Hoevenaar-Blom et al., 2014; Odegaard et al., 2011).

The interaction of LTPA and sleep duration in predicting CVD mortality was evident on both a multiplicative and additive scale. The RERI was calculated for the synergistic association of insufficient PA and short sleep with mortality. The RERI symbolizes the additive risk i.e. whether the risk associated with two behaviors is higher than the sum of the two behaviors separately (Knol and VanderWeele, 2011). Additive interaction was confirmed by the analysis, further strengthening the idea of a joint, synergistic association between low PA and short sleep with CVD risk.

There was no significantly increased risk of mortality for long sleep and low PA in the current study. Bellavia et al. (2014) who particularly observed that long sleep associate with mortality among subjects with low physical activity, did not control for depression. In substudy IV, life satisfaction that previously has been shown to correlate with depression (Bäckmand et al., 2001) was not found to impact the non-significant association between long

sleep and mortality. Adjusting the Cox proportional hazards models for life satisfaction score also did not significantly impact on the hazard ratios and the interpretational outcome of the models, and was left out from the final models.

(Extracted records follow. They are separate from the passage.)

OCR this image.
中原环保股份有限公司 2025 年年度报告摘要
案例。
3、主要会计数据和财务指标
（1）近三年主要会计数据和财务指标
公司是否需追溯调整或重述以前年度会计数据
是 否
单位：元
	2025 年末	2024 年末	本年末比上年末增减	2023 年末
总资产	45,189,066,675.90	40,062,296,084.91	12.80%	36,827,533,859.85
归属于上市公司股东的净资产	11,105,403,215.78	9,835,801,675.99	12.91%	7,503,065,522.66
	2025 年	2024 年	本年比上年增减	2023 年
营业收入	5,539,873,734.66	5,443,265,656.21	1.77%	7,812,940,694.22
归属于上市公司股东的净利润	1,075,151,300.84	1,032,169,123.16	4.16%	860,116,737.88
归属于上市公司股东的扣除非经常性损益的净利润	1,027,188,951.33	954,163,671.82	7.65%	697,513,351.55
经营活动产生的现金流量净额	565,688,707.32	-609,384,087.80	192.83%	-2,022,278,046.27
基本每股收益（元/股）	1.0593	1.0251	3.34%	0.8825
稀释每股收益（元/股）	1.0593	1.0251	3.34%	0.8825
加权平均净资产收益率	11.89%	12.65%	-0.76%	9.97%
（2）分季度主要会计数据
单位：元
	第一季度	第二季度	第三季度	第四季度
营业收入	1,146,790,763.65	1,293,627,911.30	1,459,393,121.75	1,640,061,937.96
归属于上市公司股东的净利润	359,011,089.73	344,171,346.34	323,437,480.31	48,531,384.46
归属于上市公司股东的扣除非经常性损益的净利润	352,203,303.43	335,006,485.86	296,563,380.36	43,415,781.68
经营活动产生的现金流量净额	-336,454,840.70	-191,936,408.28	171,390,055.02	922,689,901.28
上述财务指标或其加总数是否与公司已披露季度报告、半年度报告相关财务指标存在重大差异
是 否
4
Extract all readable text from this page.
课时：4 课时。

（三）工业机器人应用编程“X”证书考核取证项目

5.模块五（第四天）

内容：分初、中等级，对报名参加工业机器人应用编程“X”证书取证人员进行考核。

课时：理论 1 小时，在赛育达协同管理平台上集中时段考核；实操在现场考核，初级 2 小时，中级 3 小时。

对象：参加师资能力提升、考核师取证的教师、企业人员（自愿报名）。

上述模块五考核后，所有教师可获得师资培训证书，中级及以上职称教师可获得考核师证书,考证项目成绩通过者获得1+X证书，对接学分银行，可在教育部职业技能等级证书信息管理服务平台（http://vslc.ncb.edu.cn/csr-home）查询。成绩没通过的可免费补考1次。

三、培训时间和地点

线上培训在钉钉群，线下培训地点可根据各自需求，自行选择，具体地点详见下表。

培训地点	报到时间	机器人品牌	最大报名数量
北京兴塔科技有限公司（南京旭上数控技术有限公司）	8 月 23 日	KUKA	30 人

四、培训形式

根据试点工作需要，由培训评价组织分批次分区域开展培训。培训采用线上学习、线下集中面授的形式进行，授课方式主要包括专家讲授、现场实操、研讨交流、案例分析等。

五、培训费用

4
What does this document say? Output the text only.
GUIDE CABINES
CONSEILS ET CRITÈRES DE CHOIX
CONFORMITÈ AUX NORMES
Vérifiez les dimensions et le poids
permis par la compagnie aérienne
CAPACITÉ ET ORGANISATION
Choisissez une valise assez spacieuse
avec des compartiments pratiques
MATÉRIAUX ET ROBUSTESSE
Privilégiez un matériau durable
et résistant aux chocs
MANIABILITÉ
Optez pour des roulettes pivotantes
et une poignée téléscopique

The interaction of sleep quality and LTPA with all-cause mortality was also significant, but not as strong as the interaction of sleep duration and PA with mortality. Sleep quality and sleep duration are correlated yet distinct characteristics of sleep (Altman et al., 2012; Grandner and Drummond, 2007) and both deserve to be acknowledged. Nevertheless, results of the substudy IV indicate that in regards of CVD mortality, sleep duration is a stronger predictor. Similar conclusions were drawn by Hublin et al. (2007).

The role of sleep quality for cardiovascular health should, however, not be neglected because occasional sleep problems are continuingly increasing among the working aged population (Kronholm et al., 2016).